– Volonté des époux. – L'article 1466 du Code de procédure civile prévoit que les parties ont la possibilité de compromettre même en cours d'instance. Rien n'empêche donc les époux de conclure un compromis pendant l'instance en divorce tant que le juge n'a pas rendu une décision devenue définitive.

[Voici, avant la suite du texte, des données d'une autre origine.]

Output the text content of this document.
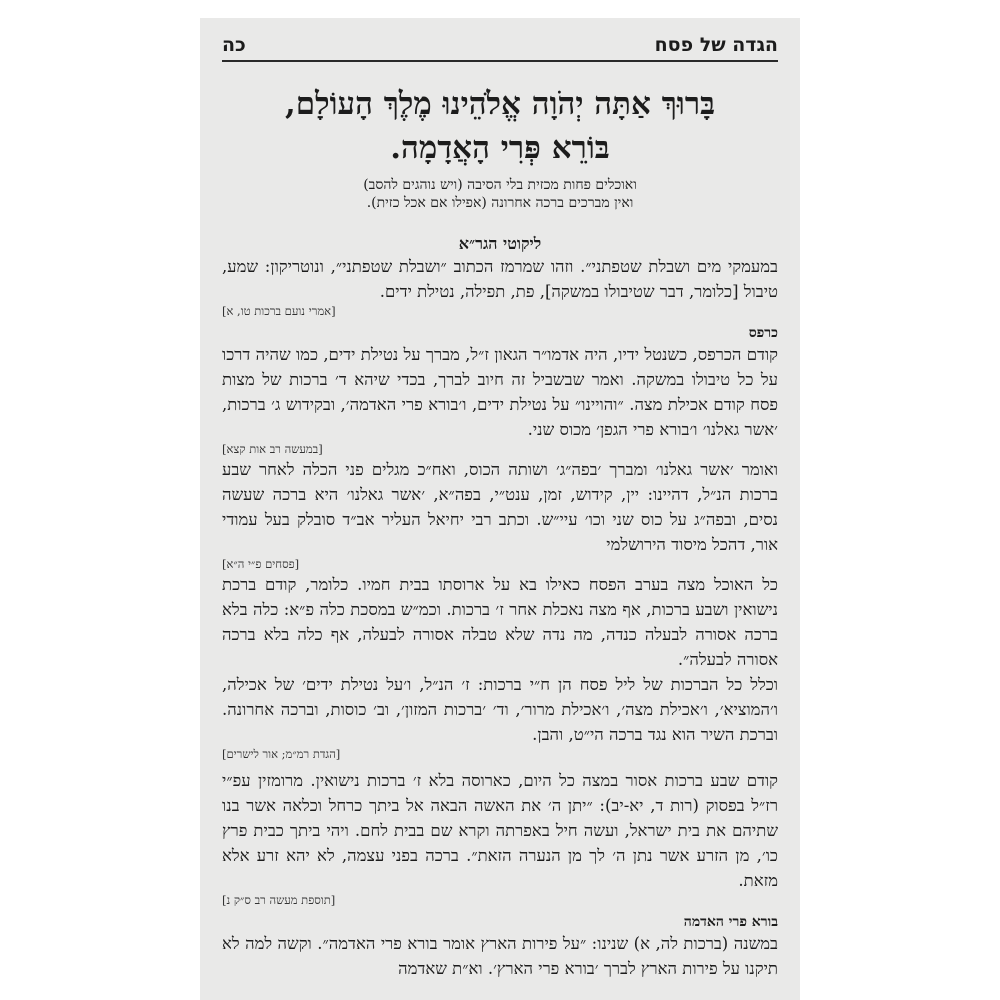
הגדה של פסח
כה
בָּרוּךְ אַתָּה יְהֹוָה אֱלֹהֵינוּ מֶלֶךְ הָעוֹלָם,
בּוֹרֵא פְּרִי הָאֲדָמָה.
ואוכלים פחות מכזית בלי הסיבה (ויש נוהגים להסב)
ואין מברכים ברכה אחרונה (אפילו אם אכל כזית).
ליקוטי הגר״א

במעמקי מים ושבלת שטפתני״. וזהו שמרמז הכתוב ״ושבלת שטפתני״, ונוטריקון: שמע, טיבול [כלומר, דבר שטיבולו במשקה], פת, תפילה, נטילת ידים.

[אמרי נועם ברכות טו, א]
כרפס

קודם הכרפס, כשנטל ידיו, היה אדמו״ר הגאון ז״ל, מברך על נטילת ידים, כמו שהיה דרכו על כל טיבולו במשקה. ואמר שבשביל זה חיוב לברך, בכדי שיהא ד׳ ברכות של מצות פסח קודם אכילת מצה. ״והויינו״ על נטילת ידים, ו׳בורא פרי האדמה׳, ובקידוש ג׳ ברכות, ׳אשר גאלנו׳ ו׳בורא פרי הגפן׳ מכוס שני.

[במעשה רב אות קצא]

ואומר ׳אשר גאלנו׳ ומברך ׳בפה״ג׳ ושותה הכוס, ואח״כ מגלים פני הכלה לאחר שבע ברכות הנ״ל, דהיינו: יין, קידוש, זמן, ענט״י, בפה״א, ׳אשר גאלנו׳ היא ברכה שעשה נסים, ובפה״ג על כוס שני וכו׳ עיי״ש. וכתב רבי יחיאל העליר אב״ד סובלק בעל עמודי אור, דהכל מיסוד הירושלמי

[פסחים פ״י ה״א]

כל האוכל מצה בערב הפסח כאילו בא על ארוסתו בבית חמיו. כלומר, קודם ברכת נישואין ושבע ברכות, אף מצה נאכלת אחר ז׳ ברכות. וכמ״ש במסכת כלה פ״א: כלה בלא ברכה אסורה לבעלה כנדה, מה נדה שלא טבלה אסורה לבעלה, אף כלה בלא ברכה אסורה לבעלה״.

וכלל כל הברכות של ליל פסח הן ח״י ברכות: ז׳ הנ״ל, ו׳על נטילת ידים׳ של אכילה, ו׳המוציא׳, ו׳אכילת מצה׳, ו׳אכילת מרור׳, וד׳ ׳ברכות המזון׳, וב׳ כוסות, וברכה אחרונה. וברכת השיר הוא נגד ברכה הי״ט, והבן.

[הגדת רמ״מ; אור לישרים]

קודם שבע ברכות אסור במצה כל היום, כארוסה בלא ז׳ ברכות נישואין. מרומזין עפ״י רז״ל בפסוק (רות ד, יא-יב): ״יתן ה׳ את האשה הבאה אל ביתך כרחל וכלאה אשר בנו שתיהם את בית ישראל, ועשה חיל באפרתה וקרא שם בבית לחם. ויהי ביתך כבית פרץ כו׳, מן הזרע אשר נתן ה׳ לך מן הנערה הזאת״. ברכה בפני עצמה, לא יהא זרע אלא מזאת.

[תוספת מעשה רב ס״ק נ]
בורא פרי האדמה

במשנה (ברכות לה, א) שנינו: ״על פירות הארץ אומר בורא פרי האדמה״. וקשה למה לא תיקנו על פירות הארץ לברך ׳בורא פרי הארץ׳. וא״ת שאדמה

L'arbitrage en cours d'instance
L'arbitrage en cours d'instance
Rapport du 118e Congrès des notaires de France - Dernière date de mise à jour le 31 janvier 2022
Reste que l'articulation entre la procédure arbitrale et la procédure devant le tribunal peut être complexe quand le litige soumis à l'arbitrage ne porte que sur certains aspects de la liquidation et du partage des intérêts patrimoniaux des époux. Le notaire aura donc un rôle de conseil important dans la rédaction du compromis d'arbitrage, et il devra veiller avec les parties à parfaitement définir l'objet du litige à arbitrer : les points soumisau tribunal arbitral ne seront pas portés devant le juge étatique puisque seul l'arbitre aura compétence pour les trancher.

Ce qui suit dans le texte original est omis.